Fuga dalla realtà? – Non bisogna dunque sovrapporre del tutto i contesti, quello tedesco e quello italiano. Come spiega Hocke, in Germania i valori e il messaggio contenuti nelle opere di Ende non sono stati oggetto di fraintendimento, ma lo stile fantastico con tutto il cascame mitologico annesso e connesso non piacevano alla sinistra anche perché erano considerati una fuga dalla realtà: «Il realismo era dominante a quei tempi», ricorda Hocke. «I critici di Ende lo accusavano di escapismo. Dicevano che le sue storie portavano i ragazzi in un altro mondo – un mondo fantastico – il che non aiutava a capire e cambiare quello reale. Invece si è visto che non è stato così. Diverse generazioni di lettori – quattro generazioni ormai – si sono identificate con le sue storie in modo molto forte assorbendone i significati filosofici. Ma allora molti ragionavano così e il clima intellettuale era ostile intorno a lui. Persino quando andava a una festa da amici gli capitava di essere bollato come escapista».
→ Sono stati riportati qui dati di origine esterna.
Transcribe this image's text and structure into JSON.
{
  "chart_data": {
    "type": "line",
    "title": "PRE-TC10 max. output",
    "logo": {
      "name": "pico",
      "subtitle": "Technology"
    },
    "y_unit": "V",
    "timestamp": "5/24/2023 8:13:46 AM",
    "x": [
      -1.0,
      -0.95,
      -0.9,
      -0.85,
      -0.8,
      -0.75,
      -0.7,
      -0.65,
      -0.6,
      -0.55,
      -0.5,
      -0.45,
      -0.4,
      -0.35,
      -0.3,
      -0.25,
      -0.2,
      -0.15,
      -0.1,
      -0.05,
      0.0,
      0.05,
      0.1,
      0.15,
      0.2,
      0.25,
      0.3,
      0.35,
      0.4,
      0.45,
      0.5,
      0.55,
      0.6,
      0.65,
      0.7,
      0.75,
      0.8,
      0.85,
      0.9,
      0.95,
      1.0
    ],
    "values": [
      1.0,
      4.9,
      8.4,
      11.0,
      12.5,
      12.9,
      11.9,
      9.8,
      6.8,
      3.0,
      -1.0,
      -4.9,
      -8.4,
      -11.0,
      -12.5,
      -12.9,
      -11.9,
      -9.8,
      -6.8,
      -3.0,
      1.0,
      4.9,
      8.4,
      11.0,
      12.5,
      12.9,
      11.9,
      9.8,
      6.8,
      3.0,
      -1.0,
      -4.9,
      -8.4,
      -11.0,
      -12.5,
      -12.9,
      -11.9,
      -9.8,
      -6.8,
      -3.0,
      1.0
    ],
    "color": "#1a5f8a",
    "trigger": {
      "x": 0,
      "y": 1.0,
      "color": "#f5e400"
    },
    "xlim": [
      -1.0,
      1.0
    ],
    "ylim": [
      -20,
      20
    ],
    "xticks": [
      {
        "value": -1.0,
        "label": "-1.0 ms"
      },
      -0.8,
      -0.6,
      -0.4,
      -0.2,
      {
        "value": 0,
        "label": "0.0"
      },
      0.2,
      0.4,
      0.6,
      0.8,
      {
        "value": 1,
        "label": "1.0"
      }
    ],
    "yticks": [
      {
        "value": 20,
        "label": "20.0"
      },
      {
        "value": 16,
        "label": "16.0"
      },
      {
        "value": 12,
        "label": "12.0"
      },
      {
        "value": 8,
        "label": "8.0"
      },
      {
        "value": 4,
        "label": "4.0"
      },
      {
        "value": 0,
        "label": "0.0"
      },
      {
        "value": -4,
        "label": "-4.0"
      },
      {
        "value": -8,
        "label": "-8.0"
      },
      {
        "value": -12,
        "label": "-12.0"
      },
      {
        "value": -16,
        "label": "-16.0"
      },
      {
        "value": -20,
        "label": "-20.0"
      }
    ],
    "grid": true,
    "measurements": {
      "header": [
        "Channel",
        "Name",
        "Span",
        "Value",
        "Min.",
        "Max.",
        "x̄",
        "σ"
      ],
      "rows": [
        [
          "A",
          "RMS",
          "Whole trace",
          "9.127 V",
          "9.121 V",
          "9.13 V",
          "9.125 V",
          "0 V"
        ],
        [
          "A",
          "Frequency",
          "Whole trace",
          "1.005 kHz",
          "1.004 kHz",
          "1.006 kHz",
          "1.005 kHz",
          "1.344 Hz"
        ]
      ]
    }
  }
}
Tedeschi a Roma – Il clima – non solo quello meteorologico – è uno dei fattori che spinge Ende a trasferirsi a Genzano, vicino a Roma, nel ’70. Aveva conosciuto la città grazie alla scrittrice Luise Rinser e vi resterà fino alla morte della moglie, l’attrice Ingerborg Hoffman, nel 1985. A Genzano, Ende frequenta gli Hocke. Roman Hocke ha tuttora casa nel borgo vicino alla Capitale.
Anche qui come in Germania c’era ostilità nei confronti di tutto quello che fuoriusciva dal realismo secondo i dettami dell’arte sovietica, ma in Germania non era concepibile che la destra si appropriasse di opere come quelle di Ende o Tolkien. In altre parole, la destra tedesca non è caduta nello stesso malinteso di quella italiana, ma la sinistra è stata miope sia qui che là. In America al contrario la mitologia tolkeniana è stata fatta propria dai figli dei fiori.

Elfi alternativi – A dire il vero anche qui si è verificato qualcosa del genere, ma in modo marginale. Una parte del mondo alternativo che gravitava su Bologna, si è rifugiata sull’Appennino tra Toscana ed Emilia creando, negli anni ’80 del riflusso, la Valle degli Elfi, una rete di ecovillaggi ancora esistente con nomi tolkeniani come Gran Burrone. Per il resto le cose stanno come le ha raccontate Hocke. «Lo sbaglio della sinistra in Italia è stato quello di non avere preso sul serio la letteratura fantastica. La destra l’ha strumentalizzata, anche se non l’ha capita bene a mio giudizio. Faccio l’esempio di Tolkien. Mordor, il regno di Sauron, tra i Monti Cenere e quelli dell’Ombra, è una rappresentazione del totalitarismo. Gli eroi, come gli hobbit, sono piccoli, rifiutano l’eroismo classico, il superomismo, si aiutano l’un l’altro, convivono con etnie diverse in nome di un’idea di compagnia e combattono un Potere oscuro volto solo alla disumanizzazione e alla sopraffazione».

Giorgia, fra Sam e Gollum – E dire che Meloni, sempre nell’autobiografia, ricorda di essersi identificata proprio con un hobbit, Sam Gamgee, l’assistente di Frodo, anche se, come lamenta, per via della capoccia grossa e degli occhi grandi e sporgenti viene associata a Gollum.